I will speak to Amendment 53. I credit my parliamentary scholar with writing it. His experience as a practicing psychiatrist confirms my experience of many years ago, before I retired as a psychiatrist. The code of practice is too often ignored or inconsistently applied, leaving vulnerable patients without essential safeguards. A thematic review of independently chaired reviews into the use of long-term segregation, which I oversaw for the previous Government, found that around a third of providers were not reviewing long-term segregation in line with the current code’s requirements. Unfortunately, this problem extends beyond LTS and is evident across other settings, including acute care for individuals with personality disorders.

There is often a disconnect between what we assume guidance and policy achieve and the reality of front-line psychiatry. As the strategist Helmuth von Moltke said, no plan survives first contact with the enemy. In this context, no guidance survives contact with the complexities and pressures of day-to-day clinical care. That is precisely why guidance alone is not enough. Despite the requirement to have regard to the code, breaches frequently go unchallenged. Again and again, we see that statutory law, not just guidance, is needed to ensure compliance and protect patients’ rights. Also, detained patients are not in a position to take a provider to court if their treatment is not in line with the code.

That is why this amendment seeks to introduce a statutory accountability mechanism for non-compliance with the code of practice. It would establish enforceable obligations on providers, ensuring that failure to adhere to the code carried real consequences, that compliance is not optional, and that hospitals would be held accountable when failure to follow the code resulted in harm or breaches of a patient’s rights.

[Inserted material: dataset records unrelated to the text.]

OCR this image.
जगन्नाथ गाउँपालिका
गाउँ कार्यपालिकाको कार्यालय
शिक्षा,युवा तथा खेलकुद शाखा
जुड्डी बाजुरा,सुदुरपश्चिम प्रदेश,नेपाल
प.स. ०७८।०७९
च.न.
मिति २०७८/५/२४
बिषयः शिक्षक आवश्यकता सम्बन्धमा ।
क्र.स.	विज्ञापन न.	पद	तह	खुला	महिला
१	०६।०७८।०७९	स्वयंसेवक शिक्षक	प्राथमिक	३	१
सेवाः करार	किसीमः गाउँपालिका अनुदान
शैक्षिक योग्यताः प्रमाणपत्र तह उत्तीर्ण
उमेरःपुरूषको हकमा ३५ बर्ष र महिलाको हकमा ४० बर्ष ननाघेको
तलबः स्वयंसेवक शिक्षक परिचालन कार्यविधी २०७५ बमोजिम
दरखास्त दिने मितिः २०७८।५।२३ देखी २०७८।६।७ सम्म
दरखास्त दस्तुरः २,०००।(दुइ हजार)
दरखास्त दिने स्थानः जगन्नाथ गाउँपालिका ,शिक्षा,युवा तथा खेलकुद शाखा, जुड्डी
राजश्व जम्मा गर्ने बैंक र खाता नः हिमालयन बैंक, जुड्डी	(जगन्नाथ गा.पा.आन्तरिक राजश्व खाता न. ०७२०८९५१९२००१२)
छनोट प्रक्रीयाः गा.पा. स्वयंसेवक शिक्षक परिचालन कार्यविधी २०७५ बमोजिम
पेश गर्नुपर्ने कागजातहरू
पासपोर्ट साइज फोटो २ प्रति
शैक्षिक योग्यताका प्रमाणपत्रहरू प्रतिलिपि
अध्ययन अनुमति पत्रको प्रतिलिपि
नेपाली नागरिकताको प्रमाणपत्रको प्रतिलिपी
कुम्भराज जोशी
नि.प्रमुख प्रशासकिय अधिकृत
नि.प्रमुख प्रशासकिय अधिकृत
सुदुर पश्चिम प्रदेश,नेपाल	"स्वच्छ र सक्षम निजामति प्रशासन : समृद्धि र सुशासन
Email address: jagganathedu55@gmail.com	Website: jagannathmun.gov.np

Legislation typically drives funding priorities. We have seen time and again that, where the law mandates action, resources follow. Section 2 of the Mental Health Act limits detention to 28 days. If this timeframe was merely guidance, would it be as strictly adhered to? Without a statutory requirement, would the same level of resource be dedicated to mental health tribunals? When the maximum detention period under Section 136 was reduced from 72 hours to 24 hours under the Policing and Crime Act 2017, we saw an immediate and dramatic change in practice across the country. If this had been guidance alone, I doubt we would have seen such swift and universal compliance.

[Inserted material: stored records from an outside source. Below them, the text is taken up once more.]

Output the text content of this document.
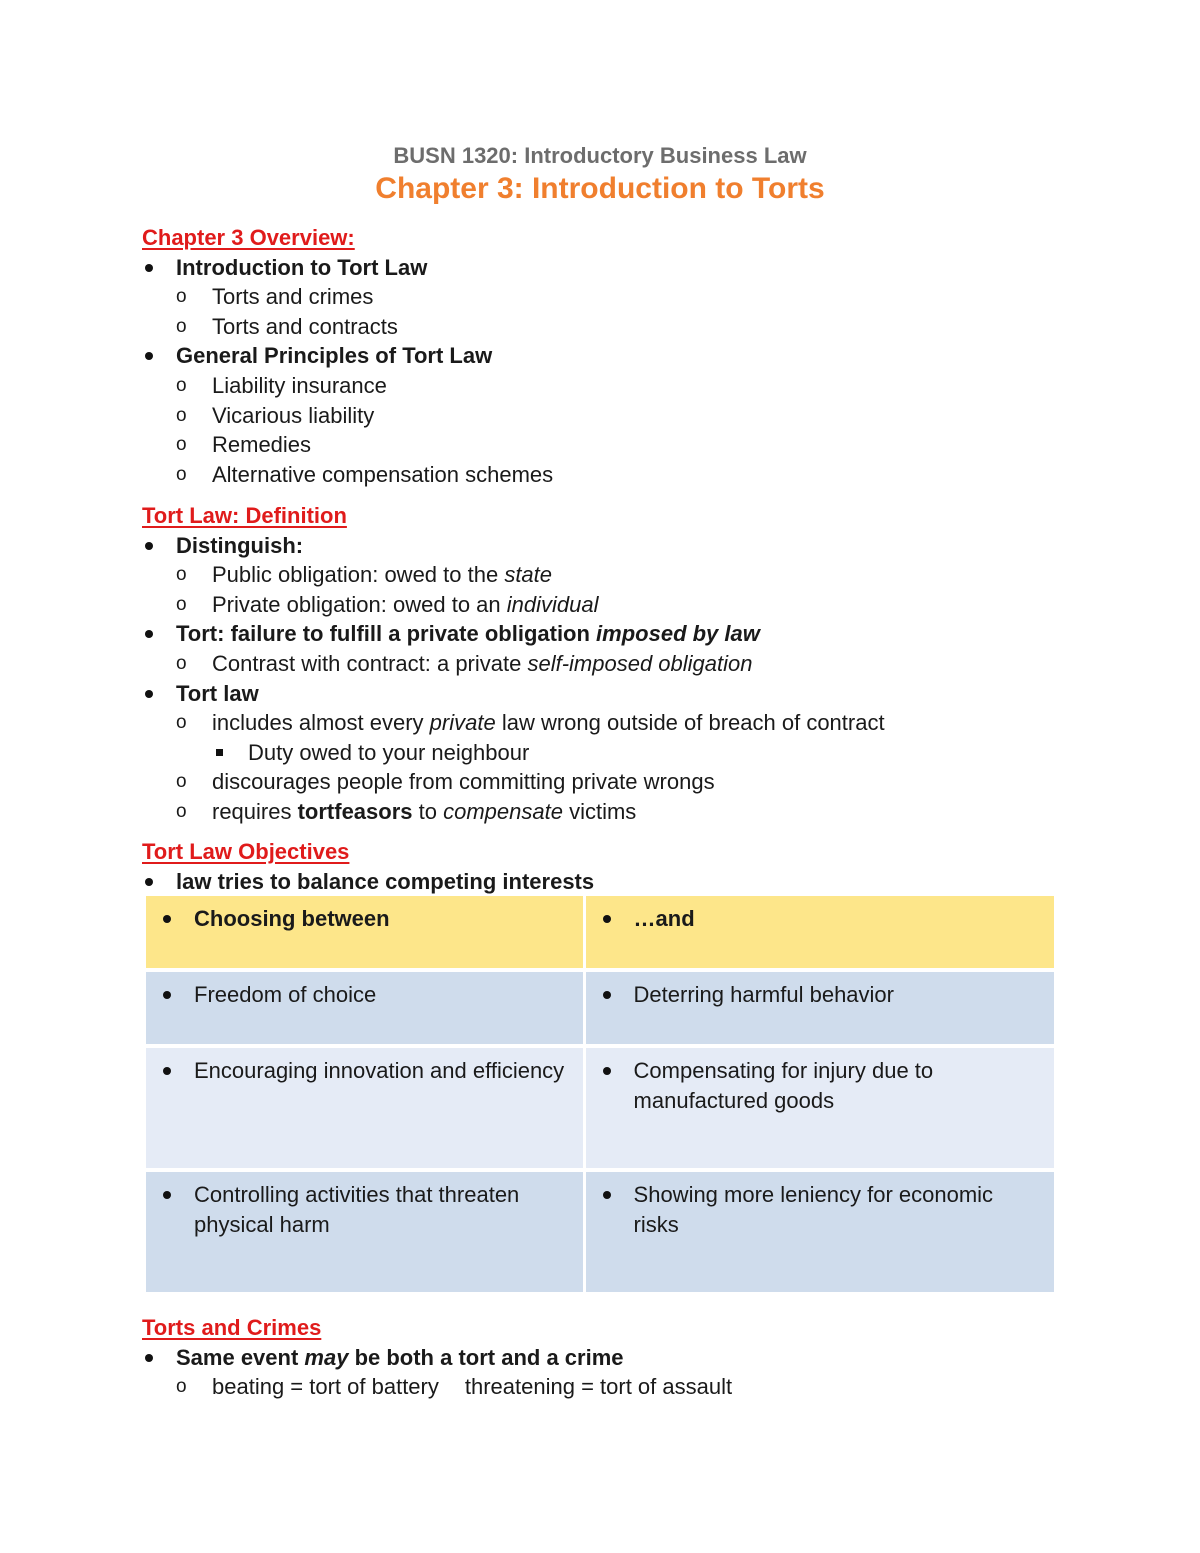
BUSN 1320: Introductory Business Law
Chapter 3: Introduction to Torts
Chapter 3 Overview:
Introduction to Tort Law
o Torts and crimes
o Torts and contracts
General Principles of Tort Law
o Liability insurance
o Vicarious liability
o Remedies
o Alternative compensation schemes
Tort Law: Definition
Distinguish:
o Public obligation: owed to the state
o Private obligation: owed to an individual
Tort: failure to fulfill a private obligation imposed by law
o Contrast with contract: a private self-imposed obligation
Tort law
o includes almost every private law wrong outside of breach of contract
Duty owed to your neighbour
o discourages people from committing private wrongs
o requires tortfeasors to compensate victims
Tort Law Objectives
law tries to balance competing interests
Choosing between	…and
Freedom of choice	Deterring harmful behavior
Encouraging innovation and efficiency	Compensating for injury due to manufactured goods
Controlling activities that threaten physical harm	Showing more leniency for economic risks
Torts and Crimes
Same event may be both a tort and a crime
o beating = tort of battery threatening = tort of assault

Prior to the Mental Health Act 1983, patients could be detained indefinitely, with minimal safeguards and little external oversight. The introduction of statutory time limits and legal protections under the 1983 Act marked a turning point, contributing to the decline of long-term institutional care and supporting, importantly, the rise of community-based mental health services and rights-based community care. Without statutory backing, there is no guarantee that revisions to the code of practice will be implemented or enforced.